Desta forma Kant propõe que a questão da paz entre os Estados está relacionada também à existência de um direito internacional legítimo.

E um direito internacional legítimo apenas pode fundar-se sobre uma federação de Estados livres (KANT, 1995, p. 132), conforme o segundo artigo definitivo. “Só se pode falar do direito das gentes sob o pressuposto de alguma situação jurídica (isto é uma condição externa sob a qual se possa atribuir realmente ao homem um direito)”. E este status juridicus deve ter origem num consenso de vontades livres dos vários Estados, sob pena de tornar-se uma expressão sem conteúdo, como se afirma no apêndice da obra (KANT, 1995, p. 160-167).

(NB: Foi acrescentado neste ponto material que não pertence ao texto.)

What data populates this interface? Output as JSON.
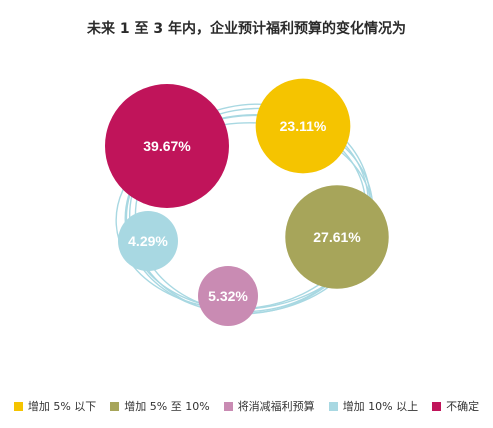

Para caracterizar a relação que existe entre os Estados fora da federação dos povos ou da comunidade jurídica universal, Kant usa adjetivos como: barbárie, grosseria e degradação animal da humanidade. Estas são as características da relação que prefere a liberdade grotesca em detrimento da racional. Esta preferência faz com que persista uma relação de selvageria dos Estados entre si. Os povos (pelo menos os civilizados) deveriam avaliar se é preciso viver neste tipo de relação (KANT, 1995, p. 133). O direito (como já visto) é um reflexo do grau de desenvolvimento da racionalidade humana. Quanto menos desenvolvido, menos racional é a comunidade que o institui. Este tipo de direito subdesenvolvido é o que fundamenta a guerra (se é que se pode chamar de direito).

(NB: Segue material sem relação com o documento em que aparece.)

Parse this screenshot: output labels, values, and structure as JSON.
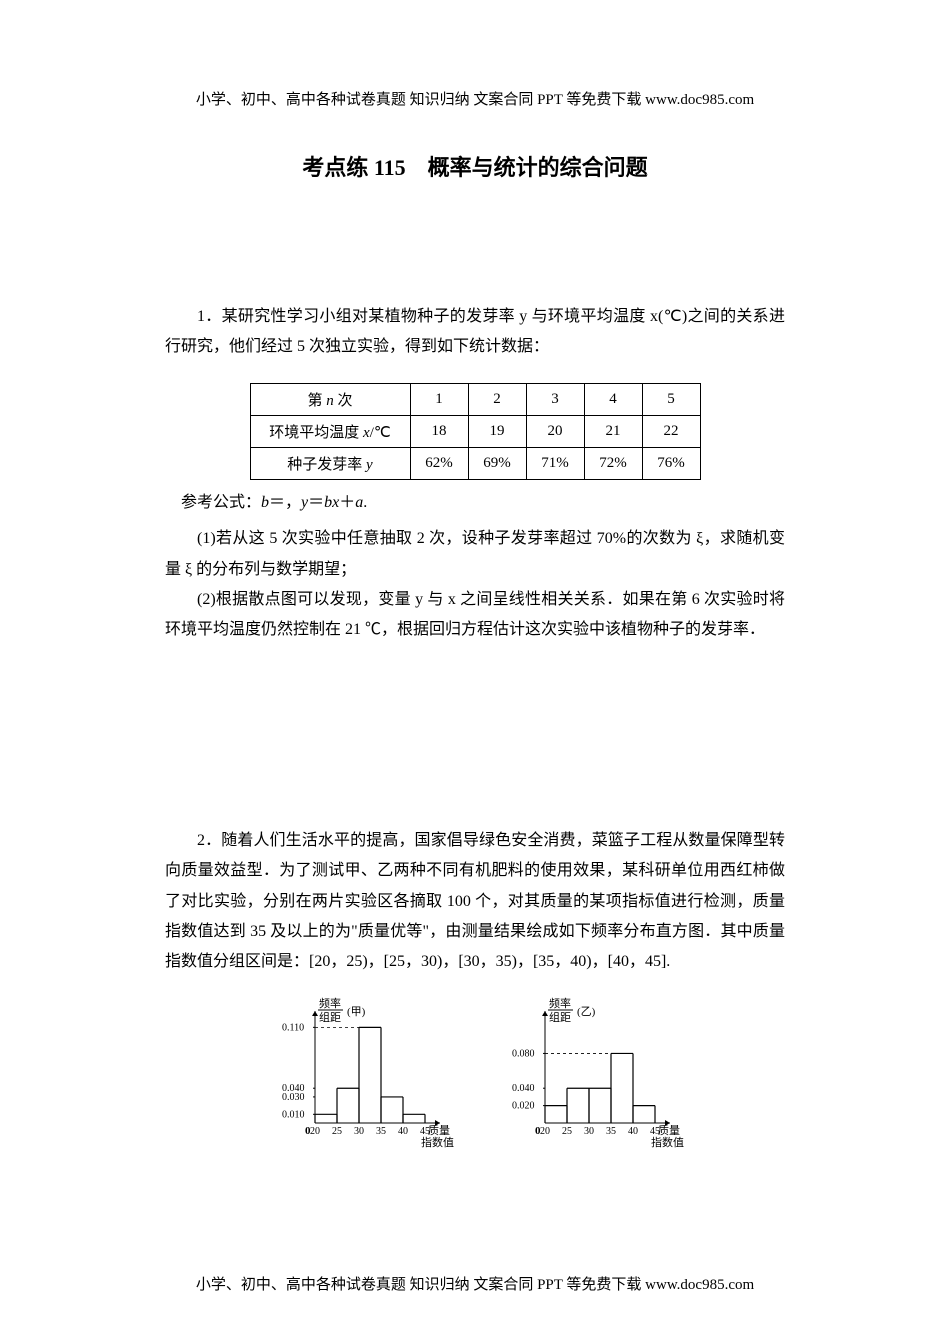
{
  "header_text": "小学、初中、高中各种试卷真题  知识归纳  文案合同  PPT 等免费下载     www.doc985.com",
  "footer_text": "小学、初中、高中各种试卷真题  知识归纳  文案合同  PPT 等免费下载     www.doc985.com",
  "title_prefix": "考点练 ",
  "title_num": "115",
  "title_suffix": "　概率与统计的综合问题",
  "q1": {
    "intro": "1．某研究性学习小组对某植物种子的发芽率 y 与环境平均温度 x(℃)之间的关系进行研究，他们经过 5 次独立实验，得到如下统计数据：",
    "table": {
      "rows": [
        [
          "第 n 次",
          "1",
          "2",
          "3",
          "4",
          "5"
        ],
        [
          "环境平均温度 x/℃",
          "18",
          "19",
          "20",
          "21",
          "22"
        ],
        [
          "种子发芽率 y",
          "62%",
          "69%",
          "71%",
          "72%",
          "76%"
        ]
      ]
    },
    "formula": "参考公式：b＝，y＝bx＋a.",
    "part1": "(1)若从这 5 次实验中任意抽取 2 次，设种子发芽率超过 70%的次数为 ξ，求随机变量 ξ 的分布列与数学期望；",
    "part2": "(2)根据散点图可以发现，变量 y 与 x 之间呈线性相关关系．如果在第 6 次实验时将环境平均温度仍然控制在 21 ℃，根据回归方程估计这次实验中该植物种子的发芽率．"
  },
  "q2": {
    "intro": "2．随着人们生活水平的提高，国家倡导绿色安全消费，菜篮子工程从数量保障型转向质量效益型．为了测试甲、乙两种不同有机肥料的使用效果，某科研单位用西红柿做了对比实验，分别在两片实验区各摘取 100 个，对其质量的某项指标值进行检测，质量指数值达到 35 及以上的为\"质量优等\"，由测量结果绘成如下频率分布直方图．其中质量指数值分组区间是：[20，25)，[25，30)，[30，35)，[35，40)，[40，45]."
  },
  "chart_jia": {
    "title": "(甲)",
    "y_label_top": "频率",
    "y_label_bot": "组距",
    "x_label_top": "质量",
    "x_label_bot": "指数值",
    "x_ticks": [
      "20",
      "25",
      "30",
      "35",
      "40",
      "45"
    ],
    "y_ticks": [
      "0.010",
      "0.030",
      "0.040",
      "0.110"
    ],
    "bars": [
      0.01,
      0.04,
      0.11,
      0.03,
      0.01
    ],
    "y_tick_vals": [
      0.01,
      0.03,
      0.04,
      0.11
    ],
    "y_max": 0.115
  },
  "chart_yi": {
    "title": "(乙)",
    "y_label_top": "频率",
    "y_label_bot": "组距",
    "x_label_top": "质量",
    "x_label_bot": "指数值",
    "x_ticks": [
      "20",
      "25",
      "30",
      "35",
      "40",
      "45"
    ],
    "y_ticks": [
      "0.020",
      "0.040",
      "0.080"
    ],
    "bars": [
      0.02,
      0.04,
      0.04,
      0.08,
      0.02
    ],
    "y_tick_vals": [
      0.02,
      0.04,
      0.08
    ],
    "y_max": 0.115
  }
}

Ao tratar do direito das gentes Kant esta está totalmente familiarizado com  a forma pela qual este é discutido no início da modernidade. Referindo-se aos teóricos do direito internacional (ainda muito incipiente) de sua época (Grócio, Pufendorf, Vatel, dentre outros), Kant classifica-os como incômodos consoladores apenas. Estes autores eram usados como referencial para fundamentar as ações bélicas de diversos Estados, na medida em que preconizavam uma concepção de direito internacional ilusória, a qual servirá no máximo para encobrir ou tentar justificar a política de guerra, e garantiria a continuidade da barbárie nas relações entre os Estados. Este tipo de relação seria a fiel expressão da maldade da natureza humana (KANT, 1995, p. 133 e 134), afastando-se aqui de Rousseau.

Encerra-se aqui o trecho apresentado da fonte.